My mother also hates breast cancer pink ribbons. She also strongly supports prevention of this and other diseases. Sometimes it’s in the genes and breast cancer’s in the cards, but she’s all Zen anyway.
Cunt cunt cunt! I understand why people feel strongly about (against) this word, but I’ve largely gotten over it. Thank you, Vagina Monologues and awesome feminist friends.
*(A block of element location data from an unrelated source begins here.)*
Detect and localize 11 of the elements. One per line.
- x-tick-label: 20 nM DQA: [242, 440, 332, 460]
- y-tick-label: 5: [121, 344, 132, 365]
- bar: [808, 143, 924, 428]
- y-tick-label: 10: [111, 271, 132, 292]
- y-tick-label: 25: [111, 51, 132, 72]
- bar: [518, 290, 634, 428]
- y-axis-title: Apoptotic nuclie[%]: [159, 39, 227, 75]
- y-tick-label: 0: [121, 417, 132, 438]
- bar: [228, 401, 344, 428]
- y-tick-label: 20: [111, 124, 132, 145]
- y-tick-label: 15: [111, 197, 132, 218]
You seem to deal with your bipolarism well. My family is rampant with bipolar disorder, regular depression, schizophrenia, and a host of obsessions, compulsions, and addictions. YAY!
Facebook = Lexulous. That is all. I happen to also use mine to stalk teachers and classmates and people that I sort of like but who don’t blog or otherwise maintain contact. That makes me shallow and needy and I accept.
October is my favorite month. Bring it!
I didn’t know that October 10 was World Mental Health Day. That is probably an appropriate day for me to get married on though.